Ich las Keenans Status noch einmal und sah, dass der Freund seines jüngeren Bruders Keenans Status bereits gelesen und mit „Wow“ kommentiert hatte. Panik brach aus, als ich mir vorstellte, wie alle Eltern der Freunde unserer Kinder über den Wunsch meines 13-jährigen Sohnes lesen würden, Sex mit ihren Töchtern zu haben. Ich fing an, selbst einen Kommentar zu schreiben, der etwa so lautete: „Du hast soooooo Hausarrest …“, aber ich erinnerte mich daran, einen Artikel gelesen zu haben, in dem es darum ging, Facebook-No-Nos zu lesen, wenn du möchtest, dass deine Kinder ihr Konto nicht vor dir verbergen, und habe mich dagegen entschieden.

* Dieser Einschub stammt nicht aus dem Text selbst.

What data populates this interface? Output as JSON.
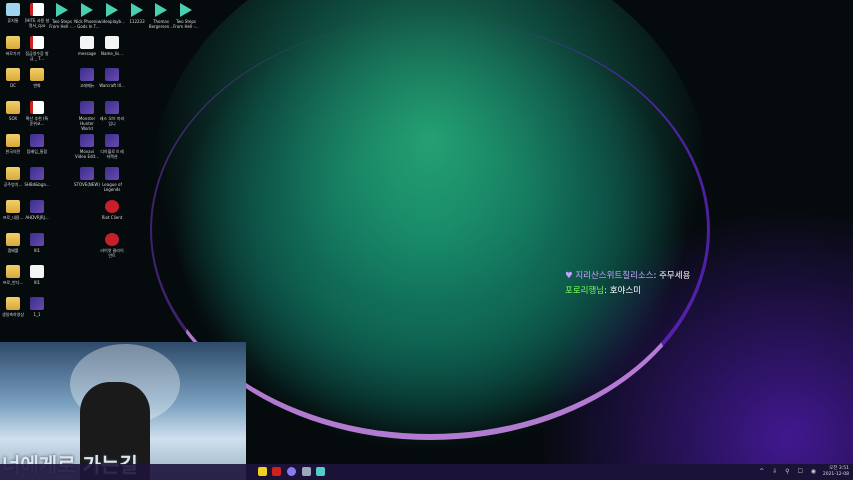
{
  "desktop": {
    "icons": [
      {
        "label": "휴지통",
        "type": "bin"
      },
      {
        "label": "[HITE 사용 설명서_cpo",
        "type": "pdf"
      },
      {
        "label": "Two Steps From Hell -...",
        "type": "mp3"
      },
      {
        "label": "Nick Phoenix - Gods In T...",
        "type": "mp3"
      },
      {
        "label": "videoplayb...",
        "type": "mp3"
      },
      {
        "label": "112233",
        "type": "mp3"
      },
      {
        "label": "Thomas Bergersen...",
        "type": "mp3"
      },
      {
        "label": "Two Steps From Hell -...",
        "type": "mp3"
      },
      {
        "label": "바로가기",
        "type": "folder"
      },
      {
        "label": "접금영수증 발급 _ T...",
        "type": "pdf"
      },
      {
        "label": "message",
        "type": "file"
      },
      {
        "label": "Name_lis...",
        "type": "file"
      },
      {
        "label": "DC",
        "type": "folder"
      },
      {
        "label": "변화",
        "type": "folder"
      },
      {
        "label": "고래메뉴",
        "type": "app"
      },
      {
        "label": "Warcraft III...",
        "type": "app"
      },
      {
        "label": "SOX",
        "type": "folder"
      },
      {
        "label": "확산 추천 (특준위코...",
        "type": "pdf"
      },
      {
        "label": "Monster Hunter World",
        "type": "app"
      },
      {
        "label": "레스 오브 마라입니",
        "type": "app"
      },
      {
        "label": "한국의전",
        "type": "folder"
      },
      {
        "label": "탐배입_통합",
        "type": "img"
      },
      {
        "label": "Movavi Video Edit...",
        "type": "app"
      },
      {
        "label": "디아블로 II 레저렉션",
        "type": "app"
      },
      {
        "label": "공주방치...",
        "type": "folder"
      },
      {
        "label": "SHBd&bga...",
        "type": "img"
      },
      {
        "label": "STOVE(NEW)",
        "type": "app"
      },
      {
        "label": "League of Legends",
        "type": "app"
      },
      {
        "label": "프로_내용...",
        "type": "folder"
      },
      {
        "label": "AHDVRJRJ...",
        "type": "img"
      },
      {
        "label": "Riot Client",
        "type": "red"
      },
      {
        "label": "겜배틀",
        "type": "folder"
      },
      {
        "label": "III1",
        "type": "img"
      },
      {
        "label": "라이엇 클라이언트",
        "type": "red"
      },
      {
        "label": "프로_반다...",
        "type": "folder"
      },
      {
        "label": "III1",
        "type": "file"
      },
      {
        "label": "생일축하영상",
        "type": "folder"
      },
      {
        "label": "1_1",
        "type": "img"
      }
    ]
  },
  "chat": {
    "messages": [
      {
        "user": "지리산스위트칠리소스",
        "sep": ": ",
        "text": "주무세용",
        "user_color": "#c9a0ff"
      },
      {
        "user": "포로리행님",
        "sep": ": ",
        "text": "호야스미",
        "user_color": "#7dff5a"
      }
    ]
  },
  "webcam": {
    "caption": "너에게로 가는길"
  },
  "taskbar": {
    "tray": "^ ⇩ ⚲ ☐ ◉",
    "time": "오전 3:51",
    "date": "2021-12-08"
  }
}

Stattdessen habe ich einen brillanten Plan formuliert. Eines, das meinen Sohn unbeschreiblich demütigen würde. Eines, das ihn in Zukunft dazu bringen würde, über diese Dinge nachzudenken und sich oder seine liebevolle Mutter NIE wieder auf Facebook in Verlegenheit zu bringen.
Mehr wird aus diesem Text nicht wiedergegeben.